A deputada estadual Isa Penna (PSOL) no plenário da Assembleia Legislativa de São Paulo
A deputada estadual Isa Penna (PSOL) no plenário da Assembleia Legislativa de São Paulo - Carol Jacob/Alesp

Enquanto as mulheres, que são 52,5% da população, forem minoria esmagadora nos legislativos, dificilmente essa cultura machista e de impunidade poderá ser enfrentada. As leis com ações afirmativas para ampliar a presença das mulheres nos legislativos tiveram baixa efetividade.

Em 1997, se reservou uma cota de 30% das candidaturas de cada partido para as mulheres. Em 2009, determinou-se que as mulheres deveriam ocupar 30% das vagas preenchidas pelos partidos. Em 2017, decidiu-se que 30% do fundo eleitoral deveria ser destinado às mulheres. Em 2018 e 2020, foram promovidas inúmeras campanhas na mídia para estimular a participação e o voto em candidatas mulheres.

Apesar de um pequeno acréscimo, não ocorreu uma mudança estrutural e os homens continuam predominando largamente. No Congresso Nacional, as mulheres ocupam apenas 15% das cadeiras na Câmara Federal e no Senado.

Nas eleições municipais desse ano, as mudanças foram tímidas. As vereadoras eleitas são apenas 16% do total, com um pequeno crescimento em relação a 2012 e 2016, quando alcançaram 13,5% dos eleitos. Apenas 12% dos prefeitos eleitos são mulheres. Mesmo em São Paulo, onde várias mulheres se elegeram, o aumento foi pequeno: de 11 para 13 representantes entre 55 vereadores.

Em termos de participação das mulheres no legislativo, a posição do Brasil é vergonhosa. No mundo, o país ocupa a 154º posição entre os 174 países avaliados. Na América Latina e Caribe, entre 33 países, o Brasil ocupa a 32º posição. Pelo caminho que tem sido trilhado, levaremos décadas para mudar esse quadro.

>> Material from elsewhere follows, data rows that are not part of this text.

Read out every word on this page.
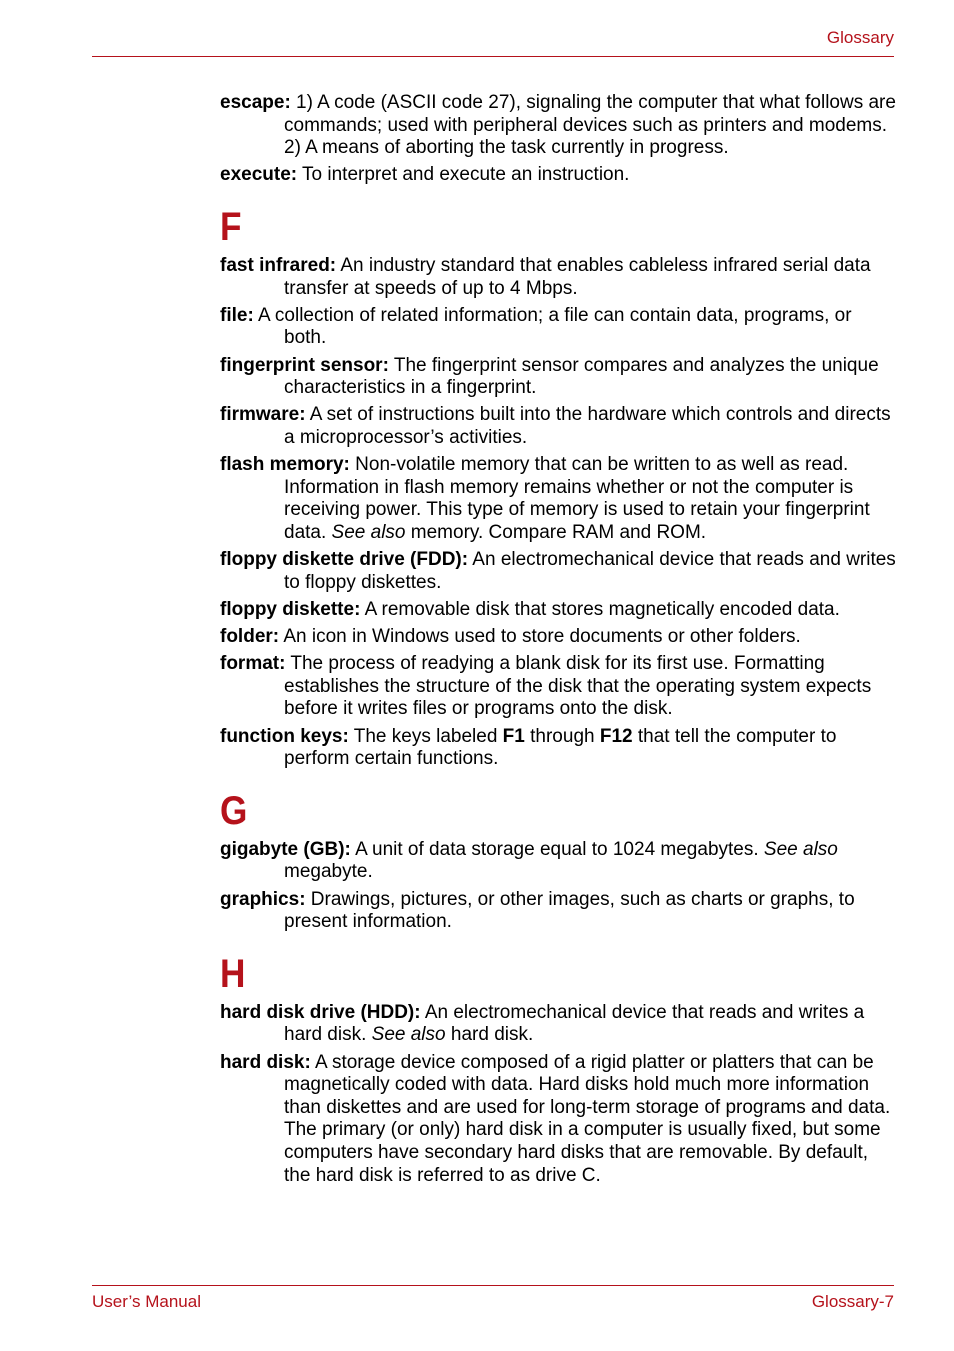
Glossary
escape: 1) A code (ASCII code 27), signaling the computer that what follows are commands; used with peripheral devices such as printers and modems.
2) A means of aborting the task currently in progress.
execute: To interpret and execute an instruction.
F
fast infrared: An industry standard that enables cableless infrared serial data transfer at speeds of up to 4 Mbps.
file: A collection of related information; a file can contain data, programs, or both.
fingerprint sensor: The fingerprint sensor compares and analyzes the unique characteristics in a fingerprint.
firmware: A set of instructions built into the hardware which controls and directs a microprocessor’s activities.
flash memory: Non-volatile memory that can be written to as well as read. Information in flash memory remains whether or not the computer is receiving power. This type of memory is used to retain your fingerprint data. See also memory. Compare RAM and ROM.
floppy diskette drive (FDD): An electromechanical device that reads and writes to floppy diskettes.
floppy diskette: A removable disk that stores magnetically encoded data.
folder: An icon in Windows used to store documents or other folders.
format: The process of readying a blank disk for its first use. Formatting establishes the structure of the disk that the operating system expects before it writes files or programs onto the disk.
function keys: The keys labeled F1 through F12 that tell the computer to perform certain functions.
G
gigabyte (GB): A unit of data storage equal to 1024 megabytes. See also megabyte.
graphics: Drawings, pictures, or other images, such as charts or graphs, to present information.
H
hard disk drive (HDD): An electromechanical device that reads and writes a hard disk. See also hard disk.
hard disk: A storage device composed of a rigid platter or platters that can be magnetically coded with data. Hard disks hold much more information than diskettes and are used for long-term storage of programs and data. The primary (or only) hard disk in a computer is usually fixed, but some computers have secondary hard disks that are removable. By default, the hard disk is referred to as drive C.
User’s Manual	Glossary-7
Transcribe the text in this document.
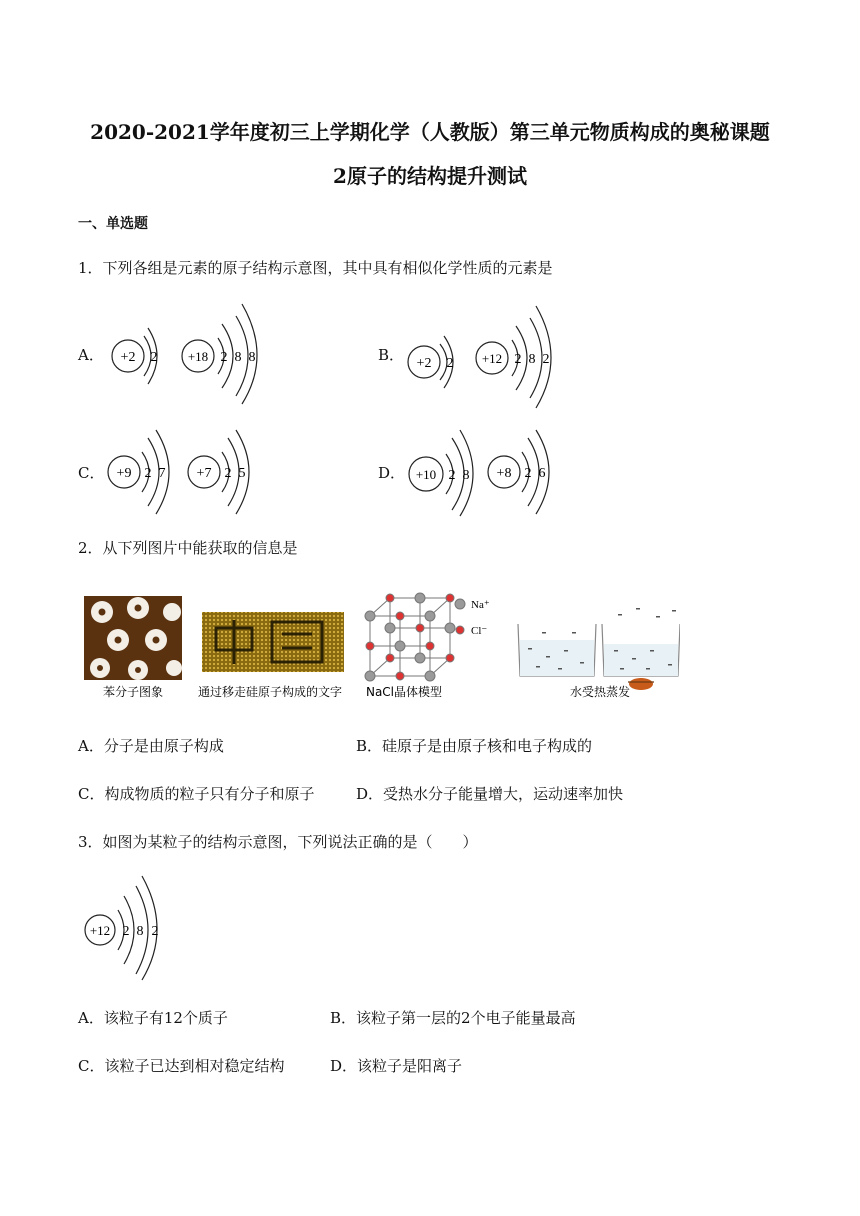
2020-2021学年度初三上学期化学（人教版）第三单元物质构成的奥秘课题
2原子的结构提升测试
一、单选题
1．下列各组是元素的原子结构示意图，其中具有相似化学性质的元素是
A．	B．
C．	D．
+2 2 +18 2 8 8	+2 2 +12 2 8 2
+9 2 7 +7 2 5	+10 2 8 +8 2 6
2．从下列图片中能获取的信息是
Na⁺
Cl⁻
苯分子图象	通过移走硅原子构成的文字 NaCl晶体模型	水受热蒸发
A．分子是由原子构成	B．硅原子是由原子核和电子构成的
C．构成物质的粒子只有分子和原子	D．受热水分子能量增大，运动速率加快
3．如图为某粒子的结构示意图，下列说法正确的是（　　）
+12 2 8 2
A．该粒子有12个质子	B．该粒子第一层的2个电子能量最高
C．该粒子已达到相对稳定结构	D．该粒子是阳离子
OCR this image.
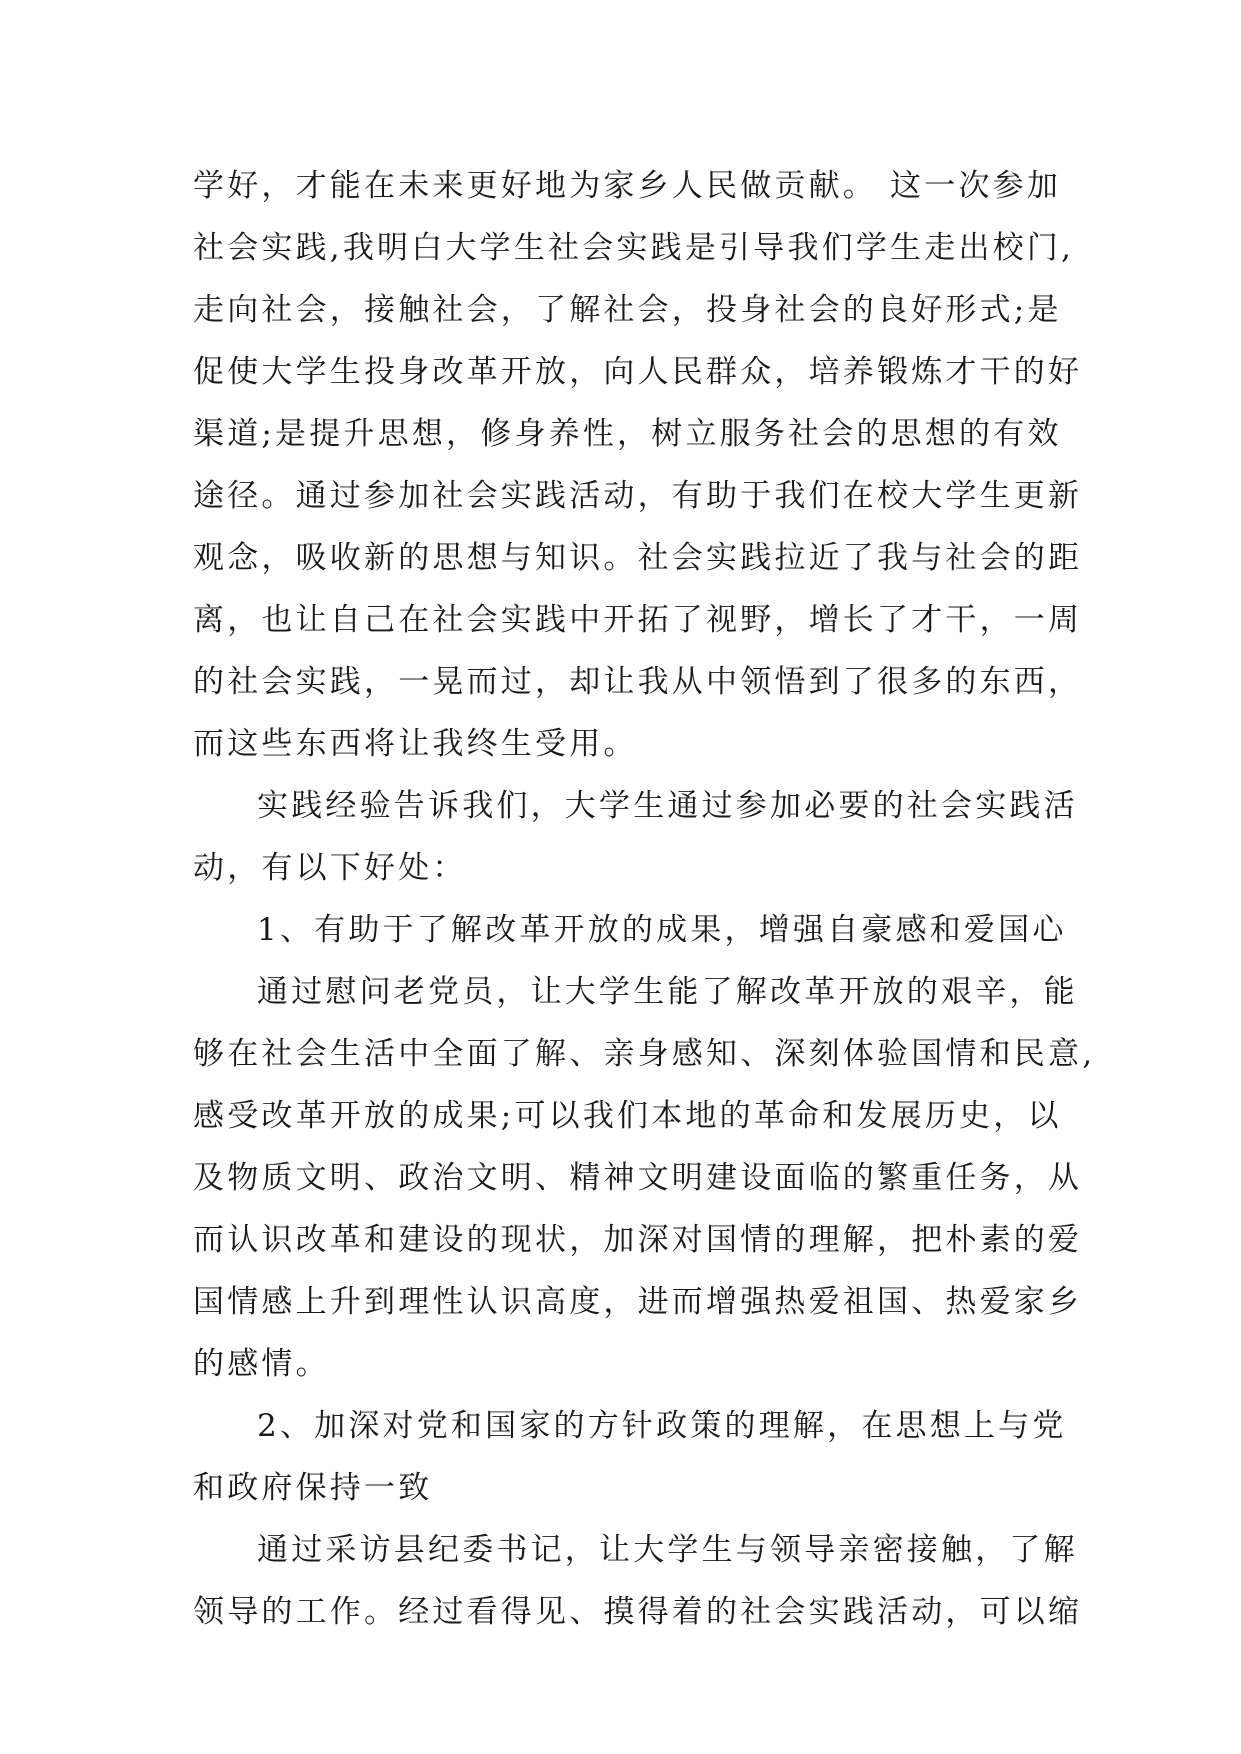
学好，才能在未来更好地为家乡人民做贡献。 这一次参加
社会实践,我明白大学生社会实践是引导我们学生走出校门,
走向社会，接触社会，了解社会，投身社会的良好形式;是
促使大学生投身改革开放，向人民群众，培养锻炼才干的好
渠道;是提升思想，修身养性，树立服务社会的思想的有效
途径。通过参加社会实践活动，有助于我们在校大学生更新
观念，吸收新的思想与知识。社会实践拉近了我与社会的距
离，也让自己在社会实践中开拓了视野，增长了才干，一周
的社会实践，一晃而过，却让我从中领悟到了很多的东西，
而这些东西将让我终生受用。
实践经验告诉我们，大学生通过参加必要的社会实践活
动，有以下好处：
1、有助于了解改革开放的成果，增强自豪感和爱国心
通过慰问老党员，让大学生能了解改革开放的艰辛，能
够在社会生活中全面了解、亲身感知、深刻体验国情和民意,
感受改革开放的成果;可以我们本地的革命和发展历史，以
及物质文明、政治文明、精神文明建设面临的繁重任务，从
而认识改革和建设的现状，加深对国情的理解，把朴素的爱
国情感上升到理性认识高度，进而增强热爱祖国、热爱家乡
的感情。
2、加深对党和国家的方针政策的理解，在思想上与党
和政府保持一致
通过采访县纪委书记，让大学生与领导亲密接触，了解
领导的工作。经过看得见、摸得着的社会实践活动，可以缩
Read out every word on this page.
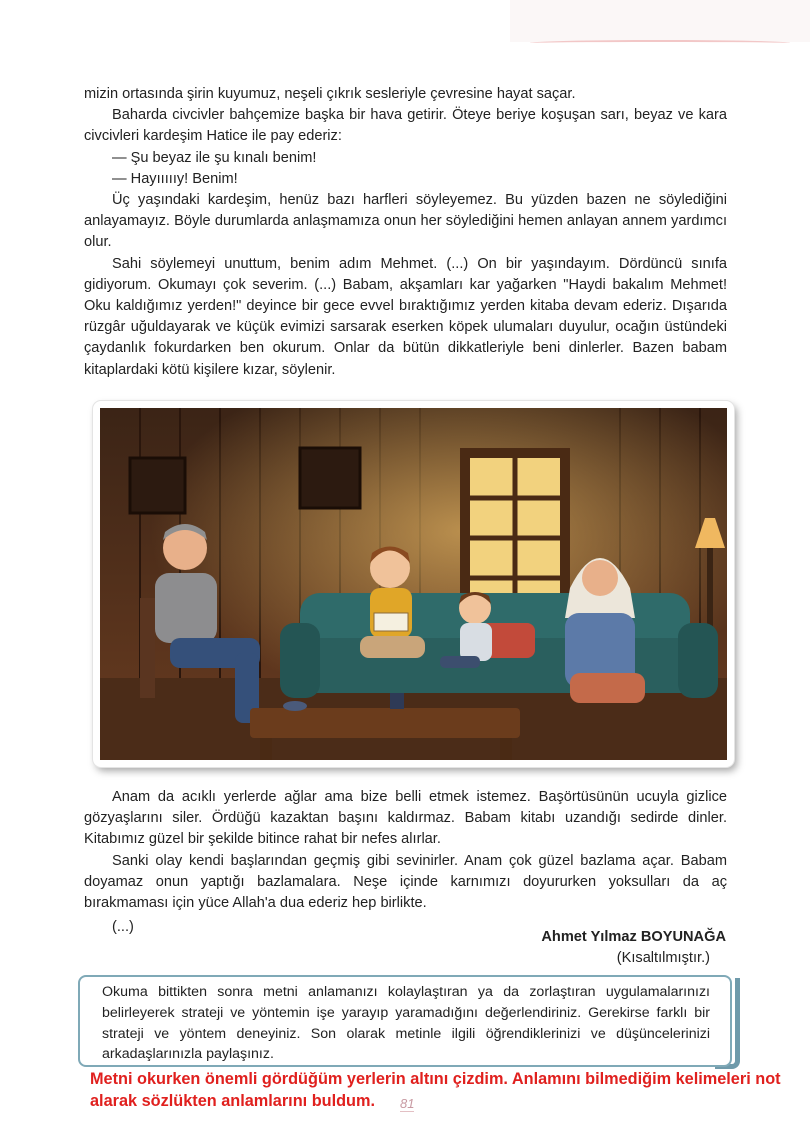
mizin ortasında şirin kuyumuz, neşeli çıkrık sesleriyle çevresine hayat saçar.

Baharda civcivler bahçemize başka bir hava getirir. Öteye beriye koşuşan sarı, beyaz ve kara civcivleri kardeşim Hatice ile pay ederiz:

— Şu beyaz ile şu kınalı benim!

— Hayıııııy! Benim!

Üç yaşındaki kardeşim, henüz bazı harfleri söyleyemez. Bu yüzden bazen ne söylediğini anlayamayız. Böyle durumlarda anlaşmamıza onun her söylediğini hemen anlayan annem yardımcı olur.

Sahi söylemeyi unuttum, benim adım Mehmet. (...) On bir yaşındayım. Dördüncü sınıfa gidiyorum. Okumayı çok severim. (...) Babam, akşamları kar yağarken "Haydi bakalım Mehmet! Oku kaldığımız yerden!" deyince bir gece evvel bıraktığımız yerden kitaba devam ederiz. Dışarıda rüzgâr uğuldayarak ve küçük evimizi sarsarak eserken köpek ulumaları duyulur, ocağın üstündeki çaydanlık fokurdarken ben okurum. Onlar da bütün dikkatleriyle beni dinlerler. Bazen babam kitaplardaki kötü kişilere kızar, söylenir.

Anam da acıklı yerlerde ağlar ama bize belli etmek istemez. Başörtüsünün ucuyla gizlice gözyaşlarını siler. Ördüğü kazaktan başını kaldırmaz. Babam kitabı uzandığı sedirde dinler. Kitabımız güzel bir şekilde bitince rahat bir nefes alırlar.

Sanki olay kendi başlarından geçmiş gibi sevinirler. Anam çok güzel bazlama açar. Babam doyamaz onun yaptığı bazlamalara. Neşe içinde karnımızı doyururken yoksulları da aç bırakmaması için yüce Allah'a dua ederiz hep birlikte.

(...)
Ahmet Yılmaz BOYUNAĞA
(Kısaltılmıştır.)
Okuma bittikten sonra metni anlamanızı kolaylaştıran ya da zorlaştıran uygulamalarınızı belirleyerek strateji ve yöntemin işe yarayıp yaramadığını değerlendiriniz. Gerekirse farklı bir strateji ve yöntem deneyiniz. Son olarak metinle ilgili öğrendiklerinizi ve düşüncelerinizi arkadaşlarınızla paylaşınız.
Metni okurken önemli gördüğüm yerlerin altını çizdim. Anlamını bilmediğim kelimeleri not alarak sözlükten anlamlarını buldum.	81
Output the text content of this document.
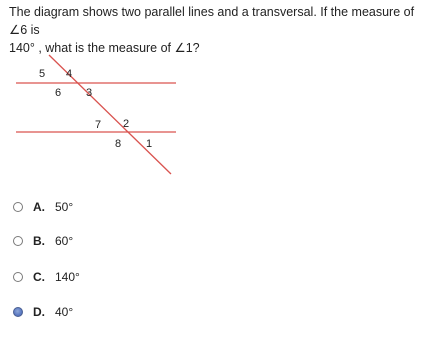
The diagram shows two parallel lines and a transversal. If the measure of ∠6 is
140° , what is the measure of ∠1?
5 4
6 3
7 2
8 1
A. 50°
B. 60°
C. 140°
D. 40°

Por isso, é necessário mudar estruturalmente o sistema eleitoral, adotando-se a paridade de gênero em todos os legislativos. Isso significa destinar às mulheres metade da vagas do Câmara Federal, das assembleias legislativas e câmaras municipais. Todos os eleitores, independentemente do gênero, teria direito a dois votos, um para escolher as representantes mulheres e outro para escolher os homens.

Para que essa alteração não seja desvirtuada, deve-se promover outra mudança: a proibição de parentes de 1º grau de um parlamentar ou de um candidato possam se candidatar a um cargo legislativo na mesma ou em outra casa legislativa, evitando-se que tenha continuidade a formação de “famílias” políticas, que estão dominado o parlamento.

A paridade de gênero, garantida automaticamente pelo sistema eleitoral, mudaria por completo o ambiente machista e sexista que domina os legislativos, inclusive a composição da Comissão de Ética, a quem cabe avaliar comportamentos como o do Deputado Fernando Cury e eventualmente cassá-lo, o que desestimularia atitudes semelhantes.

Embora seja muito improvável o Congresso, eleito pelas regras atuais, cortar na própria carne e aprovar a paridade de gênero, é essencial colocar essa pauta na agenda da luta pelos direitos das mulheres.